Yönetmen gerçekçi fakat büyülü bir atmosfer yaratmayı başarıyor. Tutkulu iki aşığın hiçbir ortak noktaları olmadan ikisinin de mutlu bir şekilde var olacağı ortam arayışı ve bunun senaryosal kurgulanış biçimi soğuk savaşın metaforu olan bir ilişki ortaya koyuyor. Wictor ve Zula ayrı hayat görüşlerinde, Wictor batı bloğunu temsil ederken Zula doğu bloğunu temsil ediyor. Bloklar gibi çift de birbirleriyle çatışma içindeyken bir arada kalmaya çalışıyorlar ve diyalektik ortaya çıkıyor. Biri yokken bir diğer tam olarak var olamıyor. Aynı zamanda soğuk savaş ortamı, ülke politikasına sızarken çiftin ilişkisine de sızmış oluyor. 


Zula toprağına bağlı, inançlı ve babasal sorunları olan bir karakter. Kendisinden yaşça büyük öğretmenine aşık olması ve aşkın tutkuya dönüşmesi de bununla bağlantılı. Karakterlerin on beş yıllık gelişim süreçleri filmde parça parça verilmesine rağmen devamlılığı sağlamayı başarıyor. Bunda karakterlerin gerçekçiliği ve oyuncuların performasındaki ölçülülük yadsınamaz.

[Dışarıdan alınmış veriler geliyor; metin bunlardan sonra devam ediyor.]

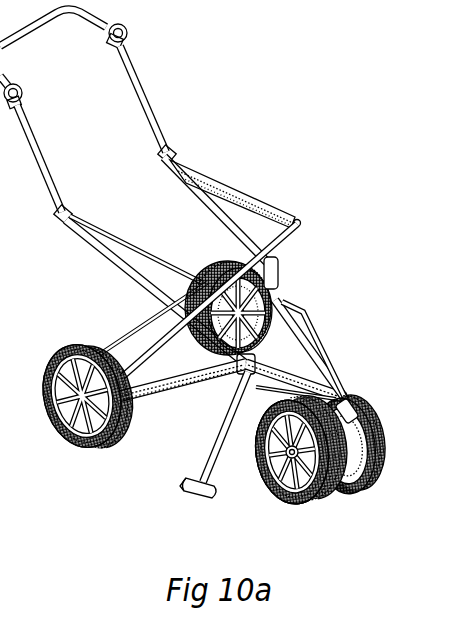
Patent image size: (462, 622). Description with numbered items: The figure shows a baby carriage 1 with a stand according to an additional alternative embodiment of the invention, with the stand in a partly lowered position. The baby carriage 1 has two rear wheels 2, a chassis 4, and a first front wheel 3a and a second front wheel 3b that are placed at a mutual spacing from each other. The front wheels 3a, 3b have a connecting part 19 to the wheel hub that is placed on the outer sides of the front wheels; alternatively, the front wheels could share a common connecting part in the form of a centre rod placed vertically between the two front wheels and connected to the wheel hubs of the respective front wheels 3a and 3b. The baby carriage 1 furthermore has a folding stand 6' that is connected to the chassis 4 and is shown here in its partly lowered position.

The baby carriage 1 is at (268, 158).
The rear wheels 2 is at (206, 262).
The first front wheel 3a is at (328, 494).
The second front wheel 3b is at (360, 484).
The chassis 4 is at (318, 357).
The folding stand 6' is at (214, 450).
The connecting part 19 is at (287, 466).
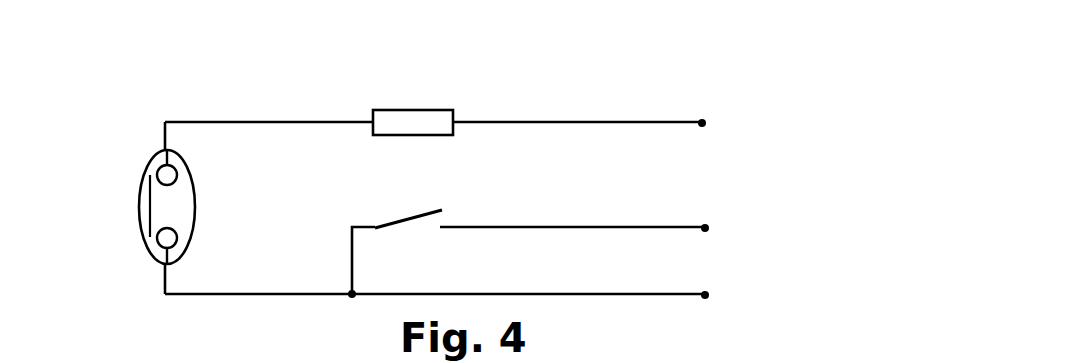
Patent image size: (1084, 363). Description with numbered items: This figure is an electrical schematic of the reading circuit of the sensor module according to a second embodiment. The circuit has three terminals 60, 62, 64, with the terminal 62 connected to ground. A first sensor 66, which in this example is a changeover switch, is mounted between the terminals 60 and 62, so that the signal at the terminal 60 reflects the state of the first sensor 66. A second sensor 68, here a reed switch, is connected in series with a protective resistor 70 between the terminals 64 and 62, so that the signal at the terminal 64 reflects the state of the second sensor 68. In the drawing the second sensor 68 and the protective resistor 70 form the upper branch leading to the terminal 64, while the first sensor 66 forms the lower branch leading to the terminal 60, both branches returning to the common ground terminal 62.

The terminal 60 is at (705, 228).
The terminal 62 is at (705, 295).
The terminal 64 is at (702, 123).
The first sensor 66 is at (407, 215).
The second sensor 68 is at (140, 183).
The protective resistor 70 is at (408, 121).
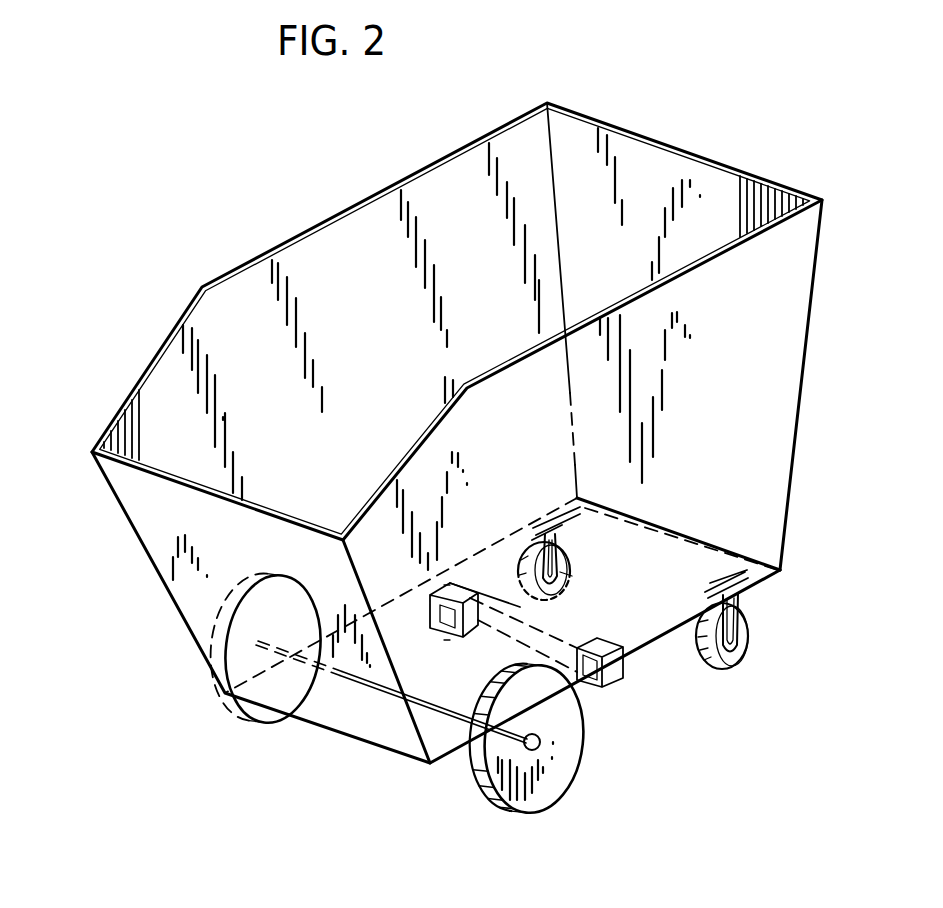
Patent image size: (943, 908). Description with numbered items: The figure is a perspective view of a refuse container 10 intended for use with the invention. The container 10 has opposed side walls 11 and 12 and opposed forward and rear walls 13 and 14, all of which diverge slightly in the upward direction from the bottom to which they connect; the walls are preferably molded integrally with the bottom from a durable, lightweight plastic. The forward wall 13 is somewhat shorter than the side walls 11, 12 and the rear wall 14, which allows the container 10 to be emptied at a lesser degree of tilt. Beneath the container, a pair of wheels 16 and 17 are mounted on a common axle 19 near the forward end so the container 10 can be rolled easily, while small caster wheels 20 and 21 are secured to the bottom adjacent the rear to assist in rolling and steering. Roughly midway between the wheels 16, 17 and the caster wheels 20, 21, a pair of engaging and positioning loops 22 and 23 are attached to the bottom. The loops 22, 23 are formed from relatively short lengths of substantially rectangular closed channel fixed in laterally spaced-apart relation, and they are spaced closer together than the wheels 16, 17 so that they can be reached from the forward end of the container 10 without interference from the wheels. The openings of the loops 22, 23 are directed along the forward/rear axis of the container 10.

The container 10 is at (182, 237).
The side wall 11 is at (775, 322).
The side wall 12 is at (372, 231).
The forward wall 13 is at (140, 508).
The rear wall 14 is at (672, 180).
The wheel 16 is at (543, 783).
The wheel 17 is at (232, 706).
The axle 19 is at (345, 677).
The caster wheel 20 is at (737, 667).
The caster wheel 21 is at (570, 577).
The engaging and positioning loop 22 is at (594, 688).
The engaging and positioning loop 23 is at (447, 593).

Cold War’un yapısal kurgusu dönemine göre çok farklı. Sinemada kısa bir zaman aralığının ekrana yansıtılması gerekliliği genel kabul gören bir fikir olmuştur. Pawlikowski bunu reddeden nitelikte bir yapıt ortaya koyuyor. Sıçramalı kurguyla on beş senelik bir hikayeyi anlatıyor. Yönetmen çektiği toplam otuz dakikalık görüntülerden de vazgeçip filme koymayarak boşlukları seyircinin doldurmasını bekliyor. Film aşk hikayesi olduğu için sadece tekrar bir araya geldikleri anları içeriyor ve bu yönden bakıldığında yönetmenin tercihi mantıklı geliyor. Biçimsel olarak seneler arasındaki boşluklarda uzun siyah ekran geçişleri kullanılıyor. Normalden biraz uzun süren sessiz ve siyah ekran, bir önceki sekansın bittiğinin ve yeni maceraya geçileceğinin işareti niteliğinde. Sinemada kesme biçimleri zamanda ve uzamda yer kapladığı için yeni biçim olarak dikkat çekiyor. Normal kesme kullanılmış olsaydı ani ve kesin geçiş olacağından seyirciyi yorabilirdi, anlamsızlaşabilirdi. Normalden uzun ve sessiz kesmeler ile yönetmen seyirciyi hazırlamayı ve anlatımı güçlendirmeyi tercih ediyor.


Müzisyen bir çiftin hikayesi anlatıldığı için filmin müzikleri de normalden daha fazla önem kazanıyor. Filmde birkaç kere duyulan “Oy oy oy” şarkısı çiftin var olmaya çalıştıkları ortama ve çiftin duygularına göre şekil değiştiriyor.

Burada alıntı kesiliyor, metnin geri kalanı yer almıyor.